16 of 26 tracked fast zombies bit someone before being killed

32 of 44 tracked slow zombies bit someone before being killed

You should find that, given these data, we are 95% confident that the difference in bite rates is between -0.117 and 0.341 (with negative meaning fast zombies have higher proportion successfully biting and positive meaning slow zombies bite successfully more often).

24.5 Working from data

Often, we will be working from data files that are already in the computer. For these, the process is identical, except that we can select the data for our initial vectors, rather than typing it in.

As an example, we can use the icu data to ask about the difference in the proportion of men and women that die in the ICU. First, we select the data for each group:

# Save the data
maleStatus <-   icu$Status[icu$Sex == "male"]
femaleStatus <- icu$Status[icu$Sex == "female"]

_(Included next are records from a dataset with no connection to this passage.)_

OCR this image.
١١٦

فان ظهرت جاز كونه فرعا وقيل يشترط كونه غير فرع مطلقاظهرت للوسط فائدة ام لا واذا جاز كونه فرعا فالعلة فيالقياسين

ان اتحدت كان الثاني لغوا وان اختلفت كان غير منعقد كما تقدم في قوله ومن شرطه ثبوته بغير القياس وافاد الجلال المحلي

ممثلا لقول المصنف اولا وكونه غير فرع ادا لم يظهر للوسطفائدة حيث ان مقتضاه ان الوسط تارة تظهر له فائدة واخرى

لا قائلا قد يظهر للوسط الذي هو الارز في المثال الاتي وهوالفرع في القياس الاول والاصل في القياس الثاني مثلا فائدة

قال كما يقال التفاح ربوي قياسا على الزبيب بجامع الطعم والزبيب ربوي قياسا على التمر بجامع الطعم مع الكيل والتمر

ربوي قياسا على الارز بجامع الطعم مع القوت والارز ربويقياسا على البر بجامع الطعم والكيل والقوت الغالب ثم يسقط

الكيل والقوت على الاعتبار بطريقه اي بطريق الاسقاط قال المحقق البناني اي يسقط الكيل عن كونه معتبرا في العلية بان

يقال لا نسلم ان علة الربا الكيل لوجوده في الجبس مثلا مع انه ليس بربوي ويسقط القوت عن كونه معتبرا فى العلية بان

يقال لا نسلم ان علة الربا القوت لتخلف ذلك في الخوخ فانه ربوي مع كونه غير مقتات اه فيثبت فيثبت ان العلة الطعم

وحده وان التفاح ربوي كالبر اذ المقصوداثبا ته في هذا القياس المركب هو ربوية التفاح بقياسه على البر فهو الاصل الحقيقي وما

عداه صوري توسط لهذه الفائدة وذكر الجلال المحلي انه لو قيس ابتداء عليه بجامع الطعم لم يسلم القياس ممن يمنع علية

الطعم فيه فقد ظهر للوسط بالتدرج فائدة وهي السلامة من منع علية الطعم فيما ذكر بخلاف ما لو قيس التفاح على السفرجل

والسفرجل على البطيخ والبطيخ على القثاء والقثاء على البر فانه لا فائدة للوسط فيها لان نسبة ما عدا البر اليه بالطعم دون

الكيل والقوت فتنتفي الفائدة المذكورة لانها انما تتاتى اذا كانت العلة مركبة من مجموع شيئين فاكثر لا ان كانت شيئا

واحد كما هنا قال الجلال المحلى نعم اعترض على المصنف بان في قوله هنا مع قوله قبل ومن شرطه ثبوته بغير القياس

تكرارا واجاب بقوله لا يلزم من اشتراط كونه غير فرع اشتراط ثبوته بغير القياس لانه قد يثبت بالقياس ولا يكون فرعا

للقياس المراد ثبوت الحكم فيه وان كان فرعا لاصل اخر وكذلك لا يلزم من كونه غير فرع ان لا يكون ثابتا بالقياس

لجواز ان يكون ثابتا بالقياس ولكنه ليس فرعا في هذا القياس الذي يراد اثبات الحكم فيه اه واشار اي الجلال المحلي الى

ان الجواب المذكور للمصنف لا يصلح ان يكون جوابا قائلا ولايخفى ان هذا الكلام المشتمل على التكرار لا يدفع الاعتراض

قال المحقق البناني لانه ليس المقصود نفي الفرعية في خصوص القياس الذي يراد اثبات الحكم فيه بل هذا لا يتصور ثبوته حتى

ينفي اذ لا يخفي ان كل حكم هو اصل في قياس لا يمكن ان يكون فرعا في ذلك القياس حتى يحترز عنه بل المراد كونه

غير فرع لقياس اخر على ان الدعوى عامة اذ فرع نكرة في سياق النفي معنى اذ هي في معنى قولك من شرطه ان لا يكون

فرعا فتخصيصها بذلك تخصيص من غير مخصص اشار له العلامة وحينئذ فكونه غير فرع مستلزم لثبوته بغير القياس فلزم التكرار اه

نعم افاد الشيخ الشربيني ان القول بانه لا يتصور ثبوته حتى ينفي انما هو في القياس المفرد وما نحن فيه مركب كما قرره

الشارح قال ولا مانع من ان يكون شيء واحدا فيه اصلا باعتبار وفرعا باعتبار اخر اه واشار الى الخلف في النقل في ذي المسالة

From here, we can copy all of the code we used before, changing “Responses” to “Status”.

# Point estimate, copied
propMale <- mean(maleStatus == "died")
propFemale <- mean(femaleStatus == "died")

# Actual point estimate
propMale - propFemale
## [1] -0.01697793

Then, we estimate the standard error:

# Estimate SE
mySE <- sqrt(
  ( propMale * (1 - propMale) / length(maleStatus)) +
  ( propFemale * (1 - propFemale) / length(femaleStatus))
  )

mySE
## [1] 0.05869989

Finally, use qnorm() to calculate a margin of error here, we can use 99%:

# Mulitply by SE to get Margin of error
myME <- qnorm( c(0.005,0.995) ) * mySE
myME[2]
## [1] 0.1512009

and then find the confidence interval:

# Calculate CI by adding/subtracting ME from mean
(propMale - propFemale) + myME
## [1] -0.1681788  0.1342230

Thus, we are 99% confident that the true difference in the proportion of patients that die between men and women is between -0.168 and 0.134.

24.5.1 Try it out

Calculate a 90% confidence interval for the difference in the proportion of male and female patients that have been in the ICU before (column Previous == “yes”).

You should discover that we are 90% confident that the true difference in the proportion of patients that have a previous visit between men and women is between -0.144 and 0.033.